Knowing how easily exploitable these security questions are, why are some of the biggest companies in the world still asking them? This is partly because these responses are supposed to be easy for you to remember. When you’ve bombarded your password for the tenth attempt, a dear old mom or beloved pet should still be easily summoned from the memory vault.

But Ric Hawkins, a former financial advisor who currently writes about AI software, SEO, content marketing, and investing, says these questions aren’t just intentionally simple for our benefit. “On the one hand, they’re relatively cheap and easy to implement,” he says. “They don’t require any specialized hardware or software, and business owners don’t have to worry about training their employees to use them. In many cases, it comes down to a lack of creativity. With so many accounts to follow , it’s easy for companies to default to answering the same questions over and over again, so hackers can easily find the answers to those questions with a little digging.”

So what are we supposed to do about these ridiculous options? Lie. Steve Weisman, security expert and author of “Identity Theft Alert: 10 Rules You Must Follow to Protect Yourself from America’s #1 Crime,” says, “There’s no reason you should answer a security question honestly. Therefore, the answer to the question about your mother’s maiden name may be “fire truck”. It’s so silly you’ll remember it and no hacker will ever guess it.”

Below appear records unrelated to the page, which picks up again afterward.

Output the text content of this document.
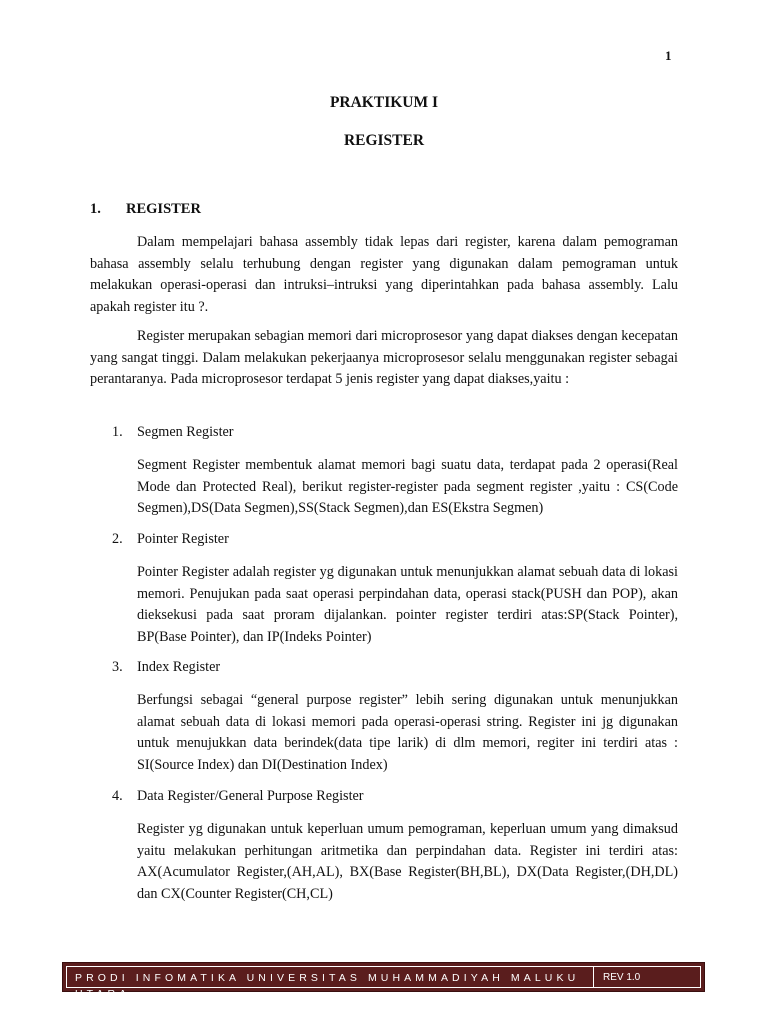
1
PRAKTIKUM I
REGISTER
1. REGISTER

Dalam mempelajari bahasa assembly tidak lepas dari register, karena dalam pemograman bahasa assembly selalu terhubung dengan register yang digunakan dalam pemograman untuk melakukan operasi-operasi dan intruksi–intruksi yang diperintahkan pada bahasa assembly. Lalu apakah register itu ?.

Register merupakan sebagian memori dari microprosesor yang dapat diakses dengan kecepatan yang sangat tinggi. Dalam melakukan pekerjaanya microprosesor selalu menggunakan register sebagai perantaranya. Pada microprosesor terdapat 5 jenis register yang dapat diakses,yaitu :

1. Segmen Register

Segment Register membentuk alamat memori bagi suatu data, terdapat pada 2 operasi(Real Mode dan Protected Real), berikut register-register pada segment register ,yaitu : CS(Code Segmen),DS(Data Segmen),SS(Stack Segmen),dan ES(Ekstra Segmen)

2. Pointer Register

Pointer Register adalah register yg digunakan untuk menunjukkan alamat sebuah data di lokasi memori. Penujukan pada saat operasi perpindahan data, operasi stack(PUSH dan POP), akan dieksekusi pada saat proram dijalankan. pointer register terdiri atas:SP(Stack Pointer), BP(Base Pointer), dan IP(Indeks Pointer)

3. Index Register

Berfungsi sebagai “general purpose register” lebih sering digunakan untuk menunjukkan alamat sebuah data di lokasi memori pada operasi-operasi string. Register ini jg digunakan untuk menujukkan data berindek(data tipe larik) di dlm memori, regiter ini terdiri atas : SI(Source Index) dan DI(Destination Index)

4. Data Register/General Purpose Register

Register yg digunakan untuk keperluan umum pemograman, keperluan umum yang dimaksud yaitu melakukan perhitungan aritmetika dan perpindahan data. Register ini terdiri atas: AX(Acumulator Register,(AH,AL), BX(Base Register(BH,BL), DX(Data Register,(DH,DL) dan CX(Counter Register(CH,CL)

PRODI INFOMATIKA UNIVERSITAS MUHAMMADIYAH MALUKU UTARA
REV 1.0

We can and must circumvent these security issues by inventing (and memorizing!) alternatives. But it would be just as good if we all moved forward into the 21st century. It shouldn’t just be up to me, as a consumer, to find more unobtainable answers. It should be up to banks and corporations to start inventing better security systems.

Gradually, it starts to happen. More secure options like two-factor authentication are increasingly becoming the norm. And regarding the issue of mother’s maiden name, “Honestly, I don’t see it used much these days,” says Chris Fletcher, senior vice president of national accounts at Crest Capital, “except for credit card companies, and I suspect they will phase it out if it hasn’t already.” Fletcher notes: “It has become moot today. It’s from a bygone era when we assumed “everyone” belonged to a stereotypical nuclear family, even though they really weren’t. All of these security questions have a stereotypical assumption. First car, first pet. , first gig…they all ‘assume’ a middle-class life with gigs, pets and cars.” And that, he says, “is a problem.”

I have the same last name I was born with – the name of the man my mother was married to for three whole months of her pregnancy with me. It’s not my maiden name; it’s just my name. It’s also the third most common surname in America, so if you want to try someone’s mother’s maiden name, mine is a pretty good guess. Maybe that’s why my daughters find these “mother’s maiden name” questions so odd. When I sat next to my 18-year-old daughter in August as she opened a new bank account, she briefly gave me a puzzled look when the question was asked. Then she wisely gave her grandmother’s instead.